It is certain, that there is no middle in nature, between judging by fixed and steady rules, and judging according to discretion, which is another word for fancy, avarice, resentment, or ambition, when supported by power, or freed from fear. And I have said in my former letter, that as there can be no convenience but has an inconvenience attending it, so both these methods of judging are liable to objections. There is a constant war between the legislature and the pleader; and no law was ever enacted with so much circumspection, but flaws were found out afterwards in it, and it did not answer all the purposes intended by the law-makers; nor can any positive law be framed with so much contrivance, but artful men will slip out of it, and particularly in relation to libels. There are so many equivoques in language, so many sneers in expression, which naturally carry one meaning, and yet may intend another, that it is impossible by any fixed and stated rules to determine the intention, and punish all who deserve to be punished. But to get rid of this inconvenience at the expence of giving any man, or number of men, a discretionary power to judge another's intentions to be criminal, when his words do not plainly denote them to be so, is subverting all liberty, and subjecting all men to the caprices, to the arbitrary and wild will, of those in power. A text in scripture cannot be quoted, without being said to reflect on those who break it; nor the ten commandments read, without abusing all princes and great men, who often act against themall.

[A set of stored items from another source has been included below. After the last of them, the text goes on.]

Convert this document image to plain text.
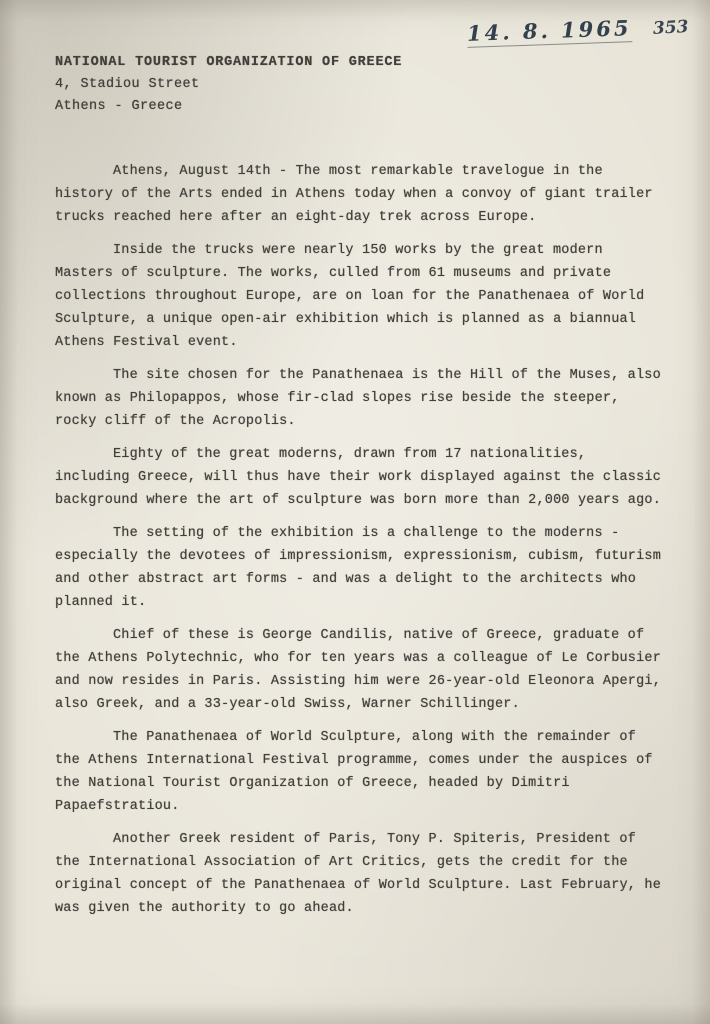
14. 8. 1965 353
NATIONAL TOURIST ORGANIZATION OF GREECE
4, Stadiou Street
Athens - Greece

Athens, August 14th - The most remarkable travelogue in the history of the Arts ended in Athens today when a convoy of giant trailer trucks reached here after an eight-day trek across Europe.

Inside the trucks were nearly 150 works by the great modern Masters of sculpture. The works, culled from 61 museums and private collections throughout Europe, are on loan for the Panathenaea of World Sculpture, a unique open-air exhibition which is planned as a biannual Athens Festival event.

The site chosen for the Panathenaea is the Hill of the Muses, also known as Philopappos, whose fir-clad slopes rise beside the steeper, rocky cliff of the Acropolis.

Eighty of the great moderns, drawn from 17 nationalities, including Greece, will thus have their work displayed against the classic background where the art of sculpture was born more than 2,000 years ago.

The setting of the exhibition is a challenge to the moderns - especially the devotees of impressionism, expressionism, cubism, futurism and other abstract art forms - and was a delight to the architects who planned it.

Chief of these is George Candilis, native of Greece, graduate of the Athens Polytechnic, who for ten years was a colleague of Le Corbusier and now resides in Paris. Assisting him were 26-year-old Eleonora Apergi, also Greek, and a 33-year-old Swiss, Warner Schillinger.

The Panathenaea of World Sculpture, along with the remainder of the Athens International Festival programme, comes under the auspices of the National Tourist Organization of Greece, headed by Dimitri Papaefstratiou.

Another Greek resident of Paris, Tony P. Spiteris, President of the International Association of Art Critics, gets the credit for the original concept of the Panathenaea of World Sculpture. Last February, he was given the authority to go ahead.
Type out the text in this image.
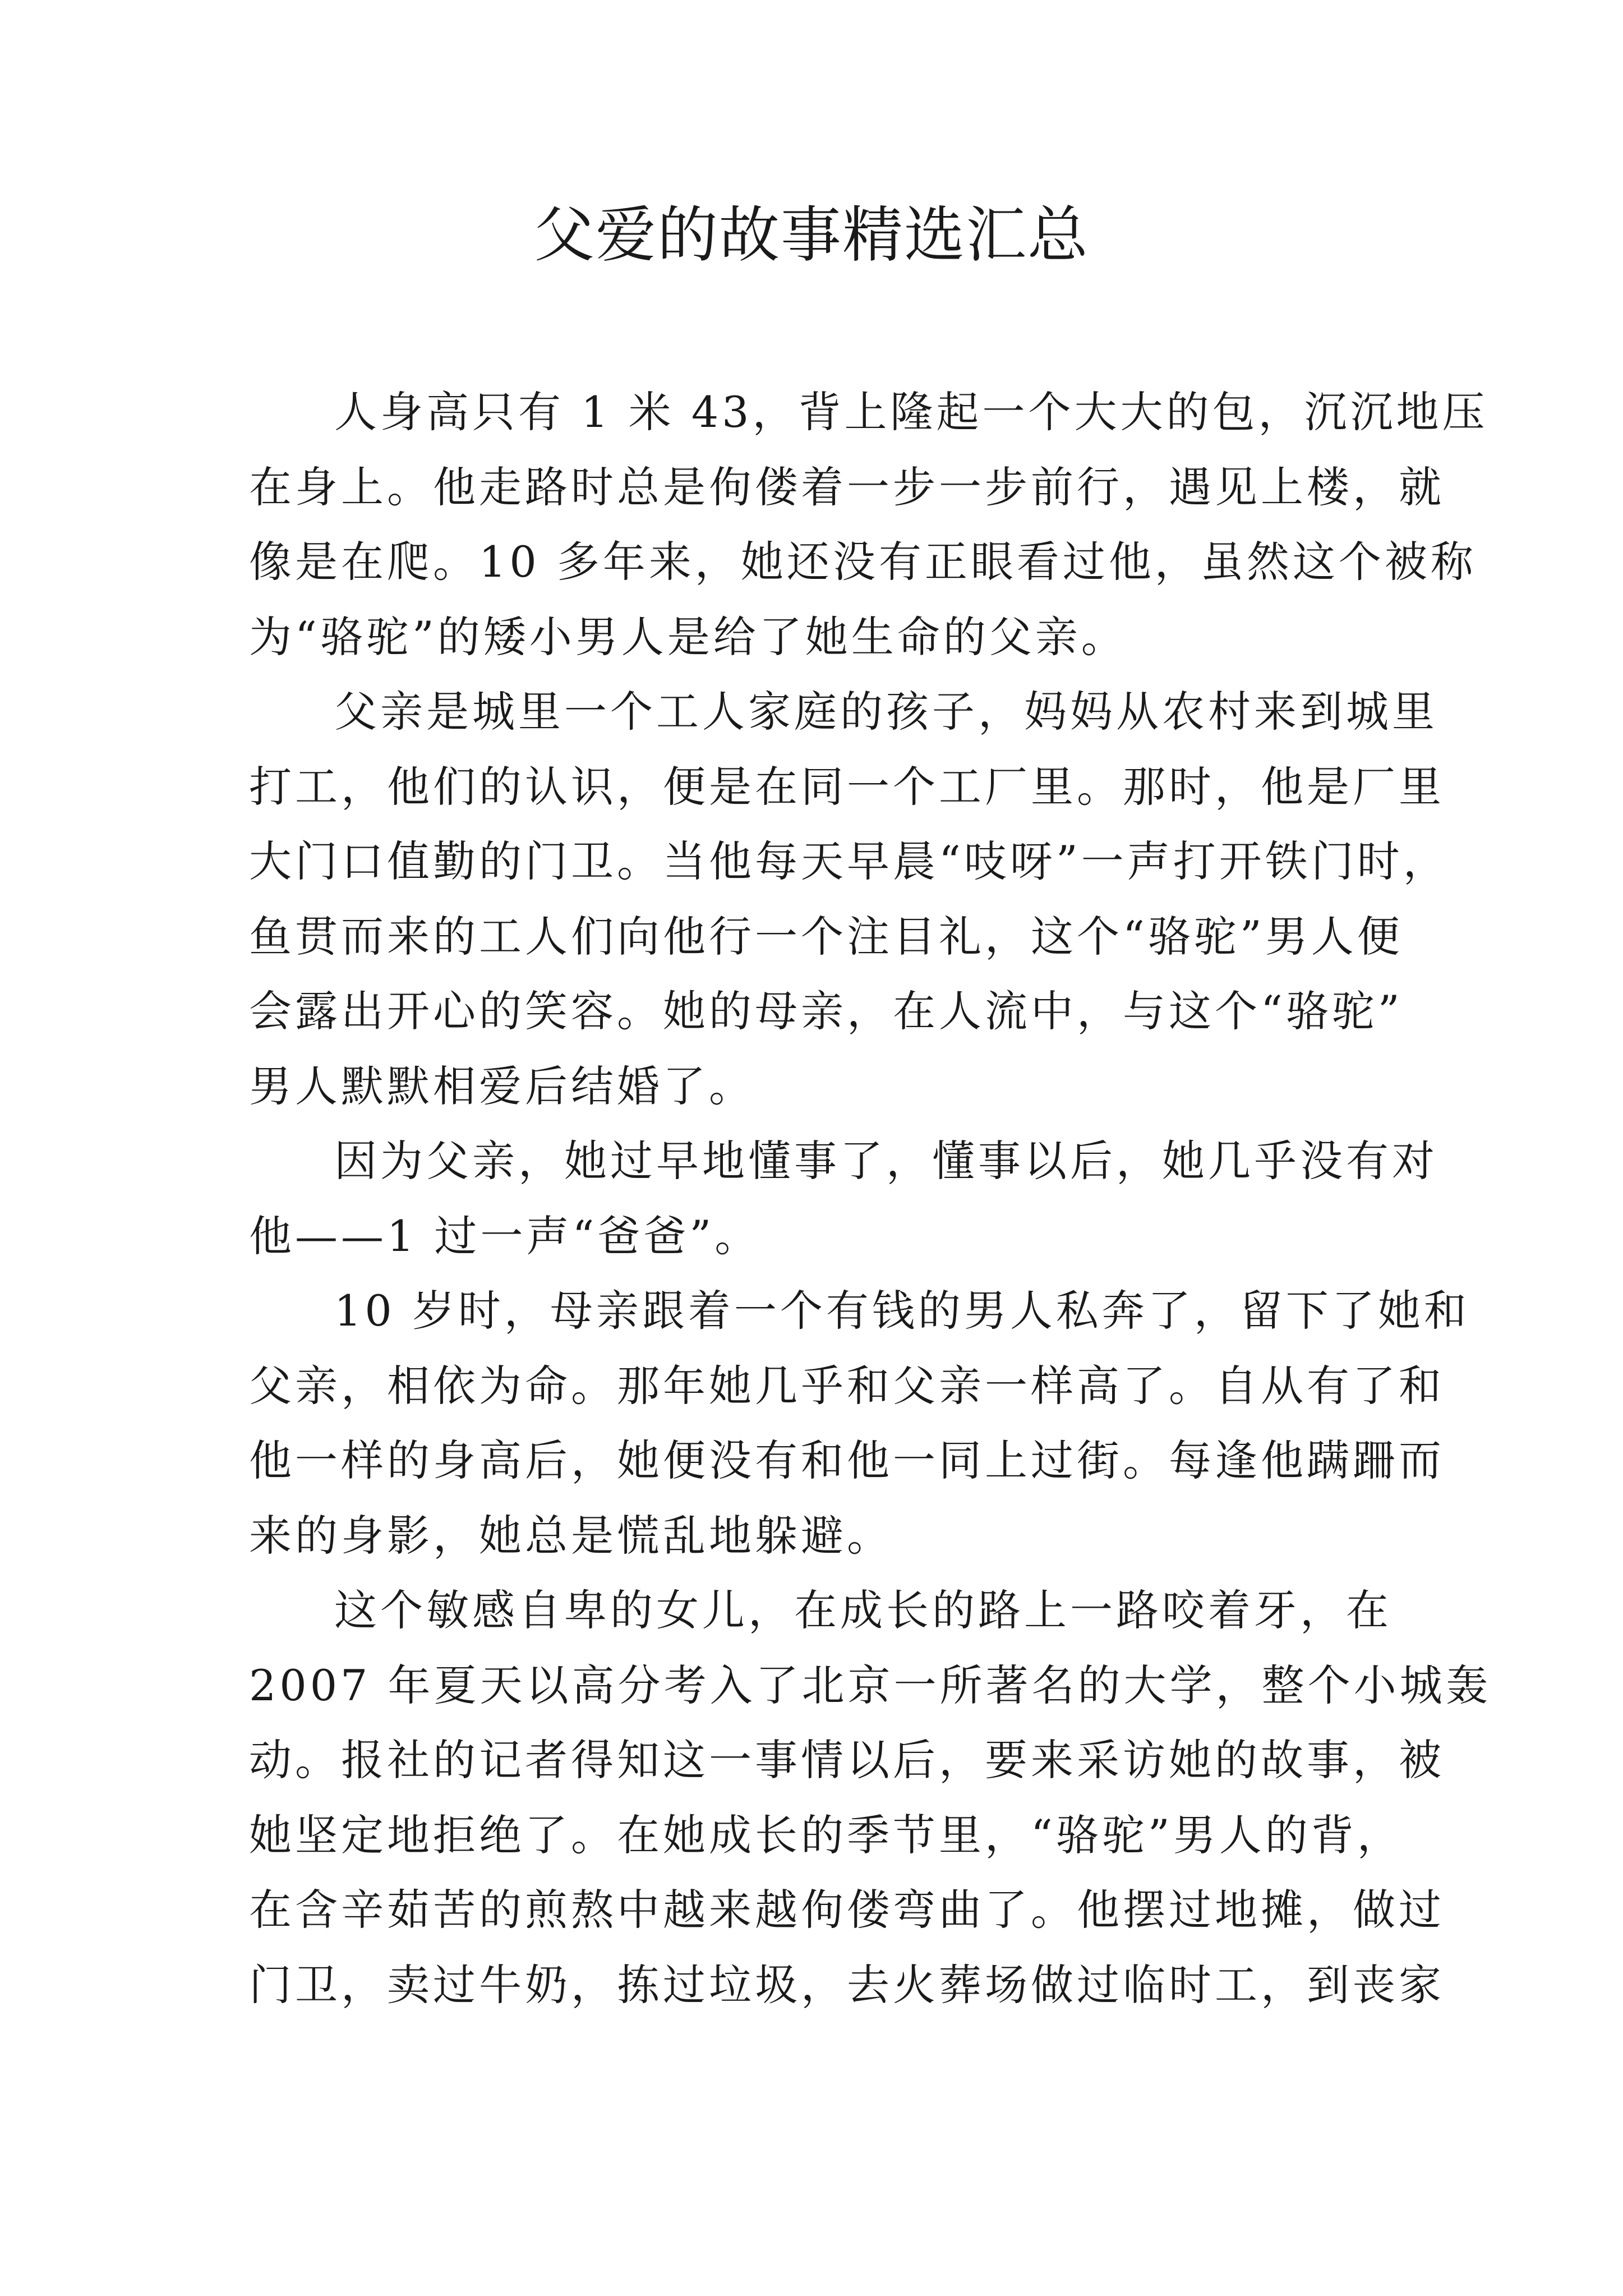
父爱的故事精选汇总
人身高只有 1 米 43，背上隆起一个大大的包，沉沉地压
在身上。他走路时总是佝偻着一步一步前行，遇见上楼，就
像是在爬。10 多年来，她还没有正眼看过他，虽然这个被称
为“骆驼”的矮小男人是给了她生命的父亲。
父亲是城里一个工人家庭的孩子，妈妈从农村来到城里
打工，他们的认识，便是在同一个工厂里。那时，他是厂里
大门口值勤的门卫。当他每天早晨“吱呀”一声打开铁门时，
鱼贯而来的工人们向他行一个注目礼，这个“骆驼”男人便
会露出开心的笑容。她的母亲，在人流中，与这个“骆驼”
男人默默相爱后结婚了。
因为父亲，她过早地懂事了，懂事以后，她几乎没有对
他——1 过一声“爸爸”。
10 岁时，母亲跟着一个有钱的男人私奔了，留下了她和
父亲，相依为命。那年她几乎和父亲一样高了。自从有了和
他一样的身高后，她便没有和他一同上过街。每逢他蹒跚而
来的身影，她总是慌乱地躲避。
这个敏感自卑的女儿，在成长的路上一路咬着牙，在
2007 年夏天以高分考入了北京一所著名的大学，整个小城轰
动。报社的记者得知这一事情以后，要来采访她的故事，被
她坚定地拒绝了。在她成长的季节里，“骆驼”男人的背，
在含辛茹苦的煎熬中越来越佝偻弯曲了。他摆过地摊，做过
门卫，卖过牛奶，拣过垃圾，去火葬场做过临时工，到丧家
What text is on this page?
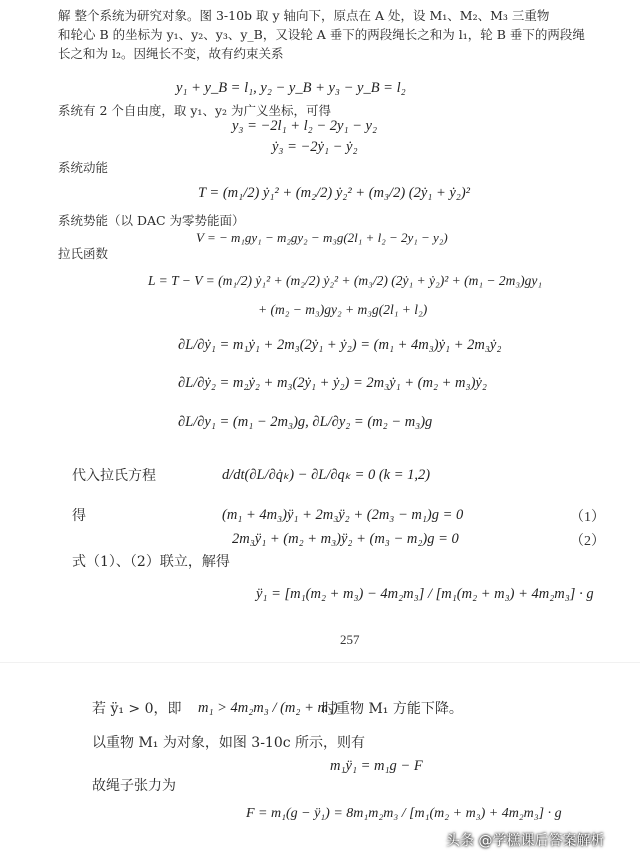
解 整个系统为研究对象。图 3-10b 取 y 轴向下，原点在 A 处，设 M₁、M₂、M₃ 三重物
和轮心 B 的坐标为 y₁、y₂、y₃、y_B，又设轮 A 垂下的两段绳长之和为 l₁，轮 B 垂下的两段绳
长之和为 l₂。因绳长不变，故有约束关系
y₁ + y_B = l₁, y₂ − y_B + y₃ − y_B = l₂
系统有 2 个自由度，取 y₁、y₂ 为广义坐标，可得
y₃ = −2l₁ + l₂ − 2y₁ − y₂
ẏ₃ = −2ẏ₁ − ẏ₂
系统动能
T = (m₁/2) ẏ₁² + (m₂/2) ẏ₂² + (m₃/2) (2ẏ₁ + ẏ₂)²
系统势能（以 DAC 为零势能面）
V = − m₁gy₁ − m₂gy₂ − m₃g(2l₁ + l₂ − 2y₁ − y₂)
拉氏函数
L = T − V = (m₁/2) ẏ₁² + (m₂/2) ẏ₂² + (m₃/2) (2ẏ₁ + ẏ₂)² + (m₁ − 2m₃)gy₁
+ (m₂ − m₃)gy₂ + m₃g(2l₁ + l₂)
∂L/∂ẏ₁ = m₁ẏ₁ + 2m₃(2ẏ₁ + ẏ₂) = (m₁ + 4m₃)ẏ₁ + 2m₃ẏ₂
∂L/∂ẏ₂ = m₂ẏ₂ + m₃(2ẏ₁ + ẏ₂) = 2m₃ẏ₁ + (m₂ + m₃)ẏ₂
∂L/∂y₁ = (m₁ − 2m₃)g, ∂L/∂y₂ = (m₂ − m₃)g
代入拉氏方程	d/dt(∂L/∂q̇ₖ) − ∂L/∂qₖ = 0 (k = 1,2)
得	(m₁ + 4m₃)ÿ₁ + 2m₃ÿ₂ + (2m₃ − m₁)g = 0	（1）
2m₃ÿ₁ + (m₂ + m₃)ÿ₂ + (m₃ − m₂)g = 0	（2）
式（1）、（2）联立，解得
ÿ₁ = [m₁(m₂ + m₃) − 4m₂m₃] / [m₁(m₂ + m₃) + 4m₂m₃] · g
257
若 ÿ₁ > 0，即 m₁ > 4m₂m₃ / (m₂ + m₃)
时重物 M₁ 方能下降。
以重物 M₁ 为对象，如图 3-10c 所示，则有
m₁ÿ₁ = m₁g − F
故绳子张力为
F = m₁(g − ÿ₁) = 8m₁m₂m₃ / [m₁(m₂ + m₃) + 4m₂m₃] · g
头条 @学糕课后答案解析
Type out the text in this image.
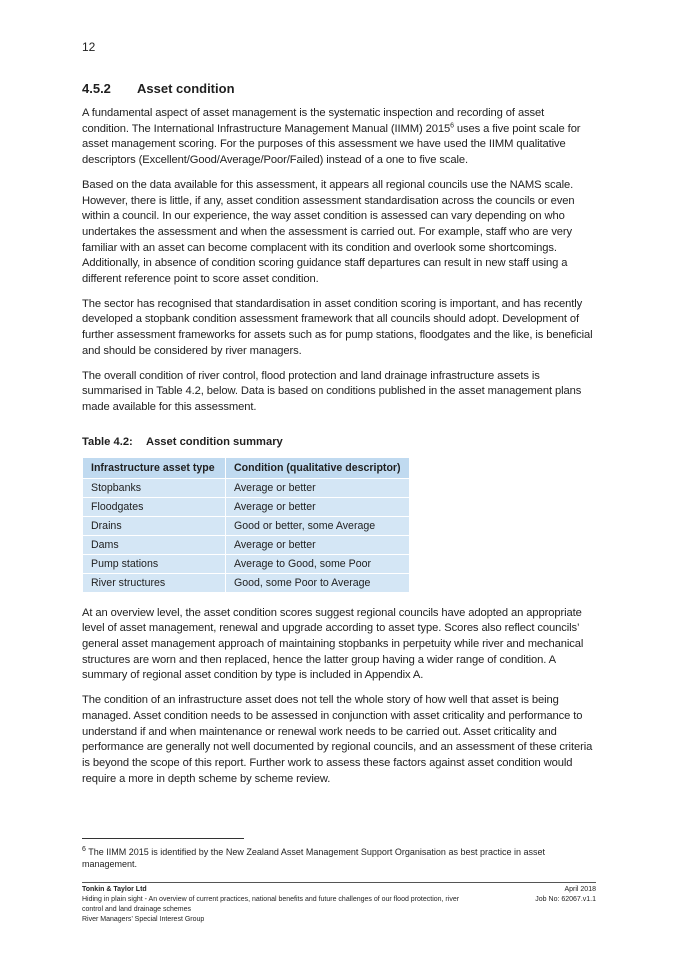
12
4.5.2 Asset condition

A fundamental aspect of asset management is the systematic inspection and recording of asset condition. The International Infrastructure Management Manual (IIMM) 2015$^6$ uses a five point scale for asset management scoring. For the purposes of this assessment we have used the IIMM qualitative descriptors (Excellent/Good/Average/Poor/Failed) instead of a one to five scale.

Based on the data available for this assessment, it appears all regional councils use the NAMS scale. However, there is little, if any, asset condition assessment standardisation across the councils or even within a council. In our experience, the way asset condition is assessed can vary depending on who undertakes the assessment and when the assessment is carried out. For example, staff who are very familiar with an asset can become complacent with its condition and overlook some shortcomings. Additionally, in absence of condition scoring guidance staff departures can result in new staff using a different reference point to score asset condition.

The sector has recognised that standardisation in asset condition scoring is important, and has recently developed a stopbank condition assessment framework that all councils should adopt. Development of further assessment frameworks for assets such as for pump stations, floodgates and the like, is beneficial and should be considered by river managers.

The overall condition of river control, flood protection and land drainage infrastructure assets is summarised in Table 4.2, below. Data is based on conditions published in the asset management plans made available for this assessment.

Table 4.2: Asset condition summary
Infrastructure asset type	Condition (qualitative descriptor)
Stopbanks	Average or better
Floodgates	Average or better
Drains	Good or better, some Average
Dams	Average or better
Pump stations	Average to Good, some Poor
River structures	Good, some Poor to Average

At an overview level, the asset condition scores suggest regional councils have adopted an appropriate level of asset management, renewal and upgrade according to asset type. Scores also reflect councils’ general asset management approach of maintaining stopbanks in perpetuity while river and mechanical structures are worn and then replaced, hence the latter group having a wider range of condition. A summary of regional asset condition by type is included in Appendix A.

The condition of an infrastructure asset does not tell the whole story of how well that asset is being managed. Asset condition needs to be assessed in conjunction with asset criticality and performance to understand if and when maintenance or renewal work needs to be carried out. Asset criticality and performance are generally not well documented by regional councils, and an assessment of these criteria is beyond the scope of this report. Further work to assess these factors against asset condition would require a more in depth scheme by scheme review.

$^6$ The IIMM 2015 is identified by the New Zealand Asset Management Support Organisation as best practice in asset management.
Tonkin & Taylor Ltd
Hiding in plain sight - An overview of current practices, national benefits and future challenges of our flood protection, river control and land drainage schemes
River Managers’ Special Interest Group
April 2018
Job No: 62067.v1.1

I must therefore beg leave to think, that it is a strange assertion, which, as I have heard, has been advanced by lawyers in Westminster-Hall; viz. That it is an absurdity to affirm, that a judge and jury are the only people in England who are not to understand an author's meaning; which, I think, may be true in many instances, when they act judicially, and the words which he uses, candidly construed, do not import that meaning. Tiberius put many Senators to death, for looking melancholy or dissatisfied, or enviously at his power; and Nero many others, for not laughing at his play, or laughing in the wrong place, or sneering instead of laughing; and very probably both judged right in their intentions; but sure no body will think amongst us, that such examples ought to be copied. A man, by not pulling off his hat, or not low enough, by a turn upon his heel, by a frowning countenance, or an over-pleasant one, may induce his spectators to believe that he intends a disrespect to one to whom it is criminal to own it; yet it would be a strange act of power to punish him for this unobservance. So words may be certainly chosen with such art, or want of it, that they may naturally carry a compliment, and perhaps may mean it; and yet other people, by knowing that the person intended does not deserve one, may think him abused And if this way of judging may be indulged in Westminster-Hall, the Lord have mercy upon poets, and the writers of dedications, and of the epitaphs too upon great men. Surely it is of less consequence to mankind, that a witty author should now and then escape unpunished, than that all men should hold their tongues, or not learn to write, or cease writing.
I do agree, when the natural and genuine meaning and purport of words and expressions in libelous writings carry a criminal intention, that the writer ought not to escape punishment by subterfuge or evasion, or by a sly interpretation hid in a corner, and intended only for a court of justice, nor by annexing new names to known things, or by using circumlocutions instead of single sounds and expressions; for words are only arbitrary signs of ideas; and if any man will coin new words to old ideas, or annex new ideas to old words, and let this meaning be fully understood, without doubt he is answerable for it. But when words used in their true and proper sense, and understood in their literal and natural meaning, import nothing that is criminal; then to strain their genuine signification to make them intend sedition (which possibly the author might intend too) is such a stretch of discretionary power, as must subvert all the principles of free government, and overturn every species of liberty. I own, that with such a power, some men may escape censure who deserve censure, but with it no man can be safe; and it is certain, that few men or states willbe aggrieved by this indulgence, but such as deserve much worse usage.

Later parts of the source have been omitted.